Flash and other formats that do not work on all common devices should be avoided. Sorry, Flash.
Of course a good user experience will have a direct impact on user signals. In the end, UX also determines whether a site is trustworthy or not, and in today’s Panda world, trust plays a special role.
4. Low trustworthiness
If you want users to stay and actually come back, your site has to be trustworthy. This is more important if you have a site within the financial industry, but it comes with general advantages for everyone. Proving trustworthiness leads to users recognizing your brand – even to a degree at which they’d click on your snippets just because they see your domain under the title.
Trustworthiness plays an important role on several touch points and starts early in the customer journey:
- First impression (Design & Layout)
In 2012, Danny Goodwin wrote an article on Search Engine Watch about the Google Quality Rater Guidelines and how page quality has been added to them. They also contain questions like “Would I trust this site with my credit card?“.
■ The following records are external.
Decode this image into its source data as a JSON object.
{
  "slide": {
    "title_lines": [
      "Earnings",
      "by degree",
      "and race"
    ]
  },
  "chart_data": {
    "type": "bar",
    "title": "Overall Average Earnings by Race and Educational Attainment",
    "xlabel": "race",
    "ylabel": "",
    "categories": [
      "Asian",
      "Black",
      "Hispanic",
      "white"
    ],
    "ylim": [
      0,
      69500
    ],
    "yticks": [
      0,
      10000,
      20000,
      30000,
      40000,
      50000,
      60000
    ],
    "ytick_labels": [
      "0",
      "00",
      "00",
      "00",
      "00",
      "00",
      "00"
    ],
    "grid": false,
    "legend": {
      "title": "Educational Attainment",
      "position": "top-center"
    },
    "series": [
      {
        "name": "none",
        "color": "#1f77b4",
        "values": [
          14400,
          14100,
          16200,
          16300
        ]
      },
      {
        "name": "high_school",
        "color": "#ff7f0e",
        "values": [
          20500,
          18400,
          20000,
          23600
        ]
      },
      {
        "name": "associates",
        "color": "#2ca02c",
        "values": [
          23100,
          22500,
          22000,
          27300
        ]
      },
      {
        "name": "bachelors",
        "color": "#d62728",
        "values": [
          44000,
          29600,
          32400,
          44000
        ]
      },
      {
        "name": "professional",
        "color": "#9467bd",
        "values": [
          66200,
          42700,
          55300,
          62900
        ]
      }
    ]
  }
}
There are a couple of knobs you can turn to improve the trustworthiness of your site:
- Provide contact information and address
- Integrate trusted shop symbols and security seals
- Display reviews (internal and external)
- Show testimonials
- Avoid bad spelling and grammar
- Have your site connecting via HTTPS
- Show your client portfolio
- Display press mentions and awards
- Provide an “about us” page with biography / company history
- Avoid heavily disturbing / interruption ads
If you need inspiration from well-trusted sites, look at top players like Amazon or eBay. The more you optimize your site towards being trustworthy, the higher chance you have for seeing conversions. But don’t get too carried away as you can also optimize too much, which brings us to the last point.
5. Over optimization
Optimizing “too hard” can definitely lead to a penalty. In most cases this is referred to as a “manual spam penalty”, but it can also play into Panda. I have met two main “spam” playgrounds in my career: content and internal linking.
Over optimized text for example can easily be detected by simply reading it. Often you can immediately “feel” the difference between a naturally written text and one written for search engines. Of course you have to include the keyword that you optimize for in the text, but the times of keyword density are long over. Don’t stuff the text with keywords, just make sure it occurs a couple of times (naturally) in the text, headings, title, description and URL. It is much more important to cover semantically relevant topics and be comprehensive.
For internal linking, over optimization would consist of too many internal links and the use of a hard anchor text. As with backlinks, there are thresholds search engines use to determine whether an internal link profile looks natural or optimized. An example of an over optimized internal linking profile would be using the term “buy cheap iPhone 6” on every page to link to your product page. If you don’t go overboard, you should be fine.
To wrap it up: If you’d like to experience getting hit by Panda and lose approximately 50% of your traffic and therefore revenue, make sure your site has the five points I mention above. If you’d like to improve your success (and avoid Panda), fulfilling Panda requirements for high-quality sites will actually be a way to achieve sustainable rankings in the long-term. To do this, make sure your site has these five factors in place: quality content, user signals, user experience, trust and optimization.